Social spending is falling in some countries, but in many others it remains at historically high levels

OECD, November 2014

In 2014, OECD countries devote more than one-fifth of their economic resources to public social support.

Countries on average spent more on cash benefits (12.3% of GDP) than on social and health services (8.6% of GDP).

Cash income support to the working age population accounts for 4.4% GDP on average across the OECD, of which 1% GDP towards unemployment benefits, 1.8% on disability/sickness benefits, 1.3% on family cash benefits and another 0.4% on other social policy cash supports.

Public expenditure on health is another important social policy area. On average across the OECD, public expenditure on health has increased from 4% in 1980 to 6% of GDP.

In terms of spending, public pension payments constitute the largest social policy area with spending at just below 8% of GDP.

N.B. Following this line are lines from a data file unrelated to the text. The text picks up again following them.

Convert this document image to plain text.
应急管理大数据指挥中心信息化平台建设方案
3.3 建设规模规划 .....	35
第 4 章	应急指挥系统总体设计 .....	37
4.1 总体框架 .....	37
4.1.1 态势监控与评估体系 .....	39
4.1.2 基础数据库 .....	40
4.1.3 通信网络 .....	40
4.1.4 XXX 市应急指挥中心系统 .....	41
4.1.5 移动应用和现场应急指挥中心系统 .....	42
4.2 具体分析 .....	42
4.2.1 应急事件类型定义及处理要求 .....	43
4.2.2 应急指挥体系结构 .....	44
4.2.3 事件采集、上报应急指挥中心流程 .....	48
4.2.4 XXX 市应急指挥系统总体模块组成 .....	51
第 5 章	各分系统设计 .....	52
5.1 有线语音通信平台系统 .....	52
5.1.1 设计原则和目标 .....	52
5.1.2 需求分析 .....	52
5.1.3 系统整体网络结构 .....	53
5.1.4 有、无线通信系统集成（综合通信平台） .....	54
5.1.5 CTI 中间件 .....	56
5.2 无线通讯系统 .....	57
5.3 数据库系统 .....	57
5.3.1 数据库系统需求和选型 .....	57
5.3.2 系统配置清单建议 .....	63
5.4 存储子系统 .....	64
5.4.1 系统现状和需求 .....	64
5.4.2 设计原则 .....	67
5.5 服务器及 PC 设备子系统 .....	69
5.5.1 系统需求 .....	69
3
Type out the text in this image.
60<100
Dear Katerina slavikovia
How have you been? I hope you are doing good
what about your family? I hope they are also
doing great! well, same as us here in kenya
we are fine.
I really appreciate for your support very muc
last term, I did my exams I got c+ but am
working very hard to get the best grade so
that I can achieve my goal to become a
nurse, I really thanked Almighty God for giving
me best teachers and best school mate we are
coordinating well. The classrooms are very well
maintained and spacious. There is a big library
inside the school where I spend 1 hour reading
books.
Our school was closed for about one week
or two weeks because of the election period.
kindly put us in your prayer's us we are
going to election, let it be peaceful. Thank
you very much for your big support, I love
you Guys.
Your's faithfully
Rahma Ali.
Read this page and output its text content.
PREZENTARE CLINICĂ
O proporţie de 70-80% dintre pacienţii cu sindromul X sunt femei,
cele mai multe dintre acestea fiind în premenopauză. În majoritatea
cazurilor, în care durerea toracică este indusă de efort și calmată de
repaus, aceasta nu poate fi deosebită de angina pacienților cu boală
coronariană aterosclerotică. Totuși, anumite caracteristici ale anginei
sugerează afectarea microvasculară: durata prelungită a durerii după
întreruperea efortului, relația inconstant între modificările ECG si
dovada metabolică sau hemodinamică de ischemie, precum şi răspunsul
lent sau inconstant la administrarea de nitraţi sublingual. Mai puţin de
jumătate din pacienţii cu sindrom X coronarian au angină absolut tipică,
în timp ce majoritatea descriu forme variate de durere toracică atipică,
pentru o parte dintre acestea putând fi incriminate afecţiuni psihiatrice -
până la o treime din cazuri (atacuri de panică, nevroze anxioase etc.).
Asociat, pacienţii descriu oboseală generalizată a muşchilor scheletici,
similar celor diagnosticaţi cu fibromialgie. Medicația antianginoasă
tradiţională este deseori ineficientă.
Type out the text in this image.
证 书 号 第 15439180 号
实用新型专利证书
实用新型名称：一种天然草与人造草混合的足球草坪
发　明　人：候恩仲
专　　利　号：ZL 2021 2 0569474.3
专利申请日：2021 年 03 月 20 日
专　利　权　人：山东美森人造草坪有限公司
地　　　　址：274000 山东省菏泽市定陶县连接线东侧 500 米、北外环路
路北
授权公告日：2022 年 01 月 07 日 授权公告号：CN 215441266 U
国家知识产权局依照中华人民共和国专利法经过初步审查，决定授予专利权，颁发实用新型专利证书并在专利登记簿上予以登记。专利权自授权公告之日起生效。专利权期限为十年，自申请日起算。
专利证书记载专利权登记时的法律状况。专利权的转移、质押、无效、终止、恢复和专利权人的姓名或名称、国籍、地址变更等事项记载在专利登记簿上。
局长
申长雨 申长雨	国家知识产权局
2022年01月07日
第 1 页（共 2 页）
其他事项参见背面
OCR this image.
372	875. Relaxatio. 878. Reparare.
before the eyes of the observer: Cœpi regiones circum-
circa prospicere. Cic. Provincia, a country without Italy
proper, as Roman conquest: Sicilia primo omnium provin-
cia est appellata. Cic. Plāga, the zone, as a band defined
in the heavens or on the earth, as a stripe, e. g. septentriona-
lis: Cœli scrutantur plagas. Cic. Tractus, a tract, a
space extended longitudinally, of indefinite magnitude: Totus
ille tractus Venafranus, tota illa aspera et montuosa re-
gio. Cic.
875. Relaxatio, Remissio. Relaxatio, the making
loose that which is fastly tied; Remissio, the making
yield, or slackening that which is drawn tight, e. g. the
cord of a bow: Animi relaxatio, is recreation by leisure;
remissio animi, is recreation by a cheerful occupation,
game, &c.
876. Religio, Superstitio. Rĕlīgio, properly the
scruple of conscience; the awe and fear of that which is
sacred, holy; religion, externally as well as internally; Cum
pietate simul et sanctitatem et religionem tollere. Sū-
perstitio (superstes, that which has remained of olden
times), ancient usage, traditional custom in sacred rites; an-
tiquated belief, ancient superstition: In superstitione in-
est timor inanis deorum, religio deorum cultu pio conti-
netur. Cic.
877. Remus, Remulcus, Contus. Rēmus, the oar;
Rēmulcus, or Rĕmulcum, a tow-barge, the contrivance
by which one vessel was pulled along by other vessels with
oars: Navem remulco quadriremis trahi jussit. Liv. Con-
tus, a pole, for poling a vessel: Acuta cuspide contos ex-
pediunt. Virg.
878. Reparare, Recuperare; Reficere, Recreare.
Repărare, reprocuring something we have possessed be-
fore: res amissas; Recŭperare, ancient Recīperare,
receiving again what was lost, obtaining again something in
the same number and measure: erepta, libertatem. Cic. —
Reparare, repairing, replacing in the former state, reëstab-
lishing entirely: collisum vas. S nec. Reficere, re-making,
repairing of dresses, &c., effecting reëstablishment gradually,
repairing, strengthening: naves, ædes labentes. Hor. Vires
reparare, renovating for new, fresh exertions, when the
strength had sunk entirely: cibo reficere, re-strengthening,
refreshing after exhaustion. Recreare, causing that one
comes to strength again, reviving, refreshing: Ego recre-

In the United States public social spending is relatively low, but total social spending is the second highest in the world

Thus far, the discussion focussed on public social spending on cash benefits and social and health services, and in the United States and other non-European OECD countries such spending is lower than in most European countries. However, a focus on public budgets misses two important features that affect social spending totals and international comparisons of social expenditure: 1) private social expenditure and 2) the impact of tax systems.

Private social expenditure

Private social expenditure concerns social benefits delivered through the private sector (not transfers between individuals) which involve an element of compulsion and/or inter-personal redistribution, for example through the pooling of contributions and risk sharing in terms of health and longevity. Pensions constitute an important part of both public and private social expenditure. Private pension payments can derive from mandatory and voluntary employer-based (sometimes occupational and industry wide) programmes (e.g. in the Netherlands or the United Kingdom), or tax-supported individual pension plans (e.g., individual retirement accounts in the United States).

Individual out-of-pocket spending on health services is not regarded as social spending, but many private health insurance plans across the OECD involve pooling of contributions and risk sharing across the insured population. On average across the OECD, such private social health expenditure amounted to 0.6% of GDP in 2012. It was 1.5% of GDP in France and 2.5% of GDP in Chile, but across OECD countries private health insurance is most important in the United States where it amounted to 5.7% of GDP. Taken together with public spending on health amounting to 8% of GDP in the same year, and the value of revenue foregone on tax breaks on health premiums (just over 0.5% of GDP), total social health spending in the United States amounted to over 14% of GDP – 4 percentage points higher than in France which is the second biggest “health spender” among OECD countries.

Private social spending plays the most important role in the United States where it amounted to almost 11% of GDP.

Cross-country rankings

The combination of small “net tax effects” and considerable private social spending ensures that Australia, Canada, Japan and in particular the United States move up the international social spending ladder. As private social spending (including health) is so much larger in the United States compared with other countries, its inclusion moves the United States from 23rd in the ranking of the gross public social spending to 2nd place when comparing net total social spending across countries.

http://www.oecd.org/els/soc/OECD2014-Social-Expenditure-Update-Nov2014-8…

The character of a nation is determined by support of its social programs. Medicare and Social Security are two social insurance programs that are revered by U.S. citizens. Yet those programs, combined with other public social programs, leave us ranked only 23rd amongst OCED nations. It is our unique private social spending programs that move us from 23rd to 2nd place.

At almost 11% of our GDP, private social spending was by far the highest in the United States, as compared to other nations. Contributing to this are our private pension plans (5% of GDP) and especially spending on private health insurance (5.7% of GDP). In fact, our total public and private social spending on health care (private insurance @ 5.7%, public spending @ 8%, and tax breaks on health premiums @ 0.5%) amount to 14% of GDP, making us by far the biggest health spender of all nations.

Is it wise for us to rely so heavily on private social spending? First of all, administration of private retirement accounts is much more expensive and complex than administration of our Social Security system, and administration of private health insurance plans is also much more expensive and complex than is administration of Medicare. We are wasting private social funds on these inefficient intermediaries.

But more than that, as a percentage of income, contributions to private retirement accounts and private health insurance are regressive. For comparable benefits, lower-income individuals pay a higher percentage of their incomes for private pensions and private health insurance than do higher-income individuals. The fact that we rely much more heavily on private social spending demonstrates how inegalitarian the United States has become, in contrast to other nations.

Imagine folding the benefits of individual retirement accounts into Social Security and folding the benefits of private health insurance plans into Medicare, and then fund both programs with equitable progressive taxes. We would have the finest retirement and health programs in the world.

Tomorrow – Thanksgiving – we can give thanks for having the wisdom to do that as a nation (or did I get something wrong here?).